Discover features from one or more videos.

Each video is converted into representative frames and, optionally, an audio transcript. The resulting multimodal payload is sent to the provider and the raw response is written to JSON.

Parameters:

  • videos_or_folder

    (str | List[str]) –

    A single video path, a folder containing videos, or a list of video file paths.

  • prompt

    (str, default: image_discovery_prompt ) –

    Prompt passed through to the provider.

  • provider

    (Optional[OpenAIProvider], default: None ) –

    Optional provider instance implementing image_features and, when use_audio=True, optionally transcribe_audio.

  • as_set

    (bool, default: True ) –

    When True, all extracted frames are analyzed together to produce one shared schema. When False, all extracted frames are pooled together and analyzed individually, so the returned list has one entry per extracted frame rather than one entry per source video.

  • num_frames

    (int, default: 5 ) –

    Target number of key frames to extract per video before downsampling across the batch.

  • output_dir

    (str | Path, default: 'outputs' ) –

    Directory where the JSON artifact should be written.

  • output_filename

    (Optional[str], default: None ) –

    Custom filename for the saved artifact. Defaults to discovered_video_features.json.

  • use_audio

    (bool, default: True ) –

    Whether to extract an audio track and include a transcript as extra context when the provider supports transcription.

  • max_videos_to_sample

    (int, default: 5 ) –

    Upper bound on how many videos are sampled from a folder input to control cost and payload size. When a folder contains more than this many videos, a subset is sampled before frame extraction.

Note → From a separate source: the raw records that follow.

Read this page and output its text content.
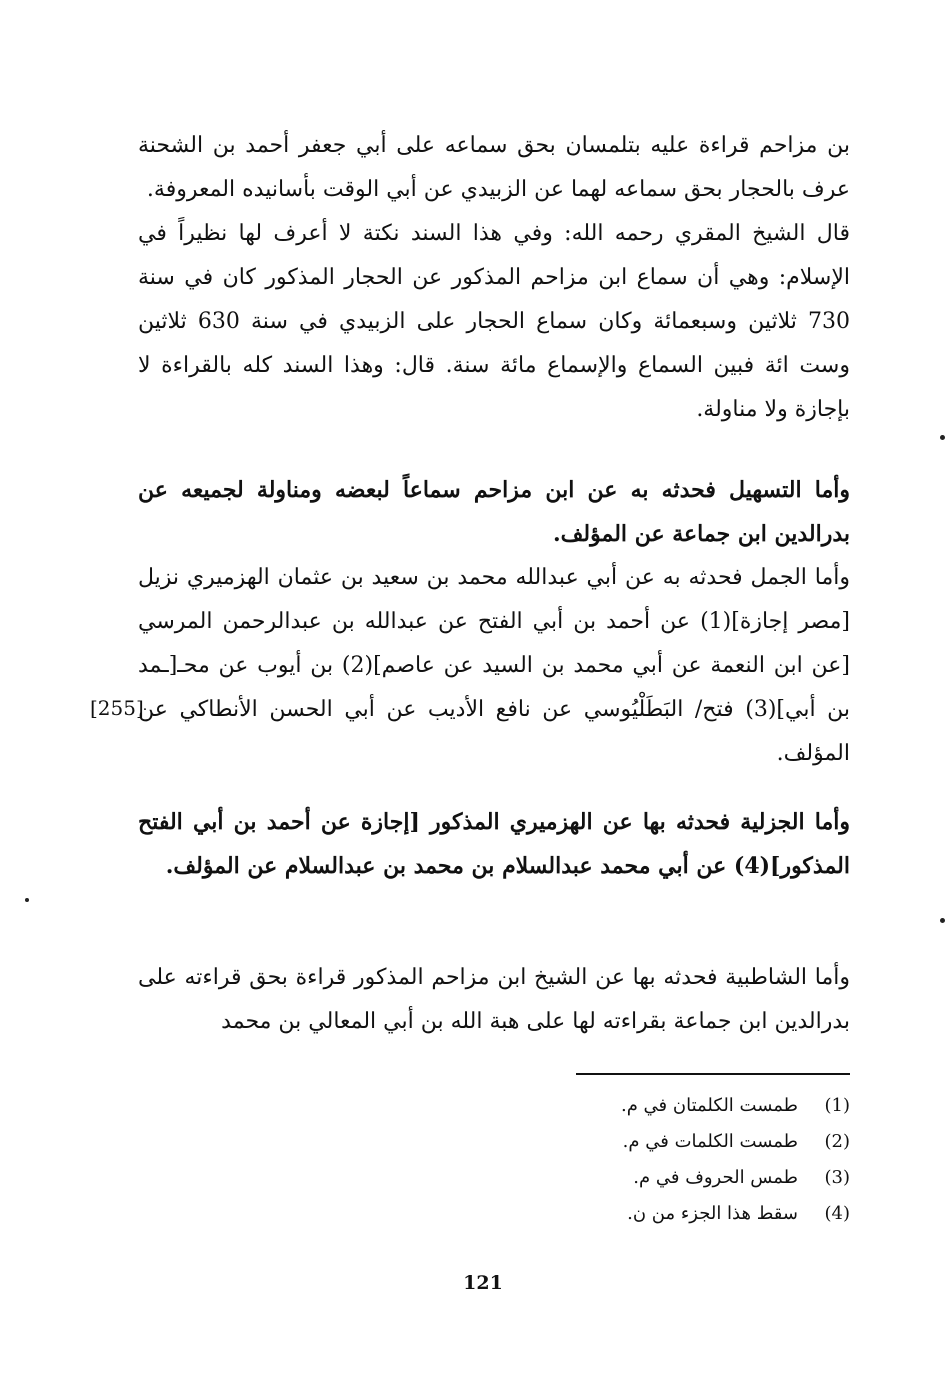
بن مزاحم قراءة عليه بتلمسان بحق سماعه على أبي جعفر أحمد بن الشحنة عرف بالحجار بحق سماعه لهما عن الزبيدي عن أبي الوقت بأسانيده المعروفة.

قال الشيخ المقري رحمه الله: وفي هذا السند نكتة لا أعرف لها نظيراً في الإسلام: وهي أن سماع ابن مزاحم المذكور عن الحجار المذكور كان في سنة 730 ثلاثين وسبعمائة وكان سماع الحجار على الزبيدي في سنة 630 ثلاثين وست ائة فبين السماع والإسماع مائة سنة. قال: وهذا السند كله بالقراءة لا بإجازة ولا مناولة.

وأما التسهيل فحدثه به عن ابن مزاحم سماعاً لبعضه ومناولة لجميعه عن بدرالدين ابن جماعة عن المؤلف.

وأما الجمل فحدثه به عن أبي عبدالله محمد بن سعيد بن عثمان الهزميري نزيل [مصر إجازة](1) عن أحمد بن أبي الفتح عن عبدالله بن عبدالرحمن المرسي [عن ابن النعمة عن أبي محمد بن السيد عن عاصم](2) بن أيوب عن محـ[ـمد بن أبي](3) فتح/ البَطَلْيُوسي عن نافع الأديب عن أبي الحسن الأنطاكي عن المؤلف.

[255]

وأما الجزلية فحدثه بها عن الهزميري المذكور [إجازة عن أحمد بن أبي الفتح المذكور](4) عن أبي محمد عبدالسلام بن محمد بن عبدالسلام عن المؤلف.

وأما الشاطبية فحدثه بها عن الشيخ ابن مزاحم المذكور قراءة بحق قراءته على بدرالدين ابن جماعة بقراءته لها على هبة الله بن أبي المعالي بن محمد

(1)طمست الكلمتان في م.
(2)طمست الكلمات في م.
(3)طمس الحروف في م.
(4)سقط هذا الجزء من ن.
121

  • max_total_frames_payload

    (int, default: 15 ) –

    Upper bound on the total number of frames sent to the provider across the batch.

  • random_seed

    (Optional[int], default: None ) –

    Optional seed used when folder inputs need to sample a subset of videos. Pass a value here to make the sampled subset reproducible across runs.

Returns:

  • DiscoveryResult

    A single discovery payload in joint mode or a list of payloads in

  • DiscoveryResult

    pooled per-frame mode.

Raises:

  • FileNotFoundError

    If the input path is missing or a folder contains no supported video files.

  • ValueError

    If no frames can be extracted from the provided videos.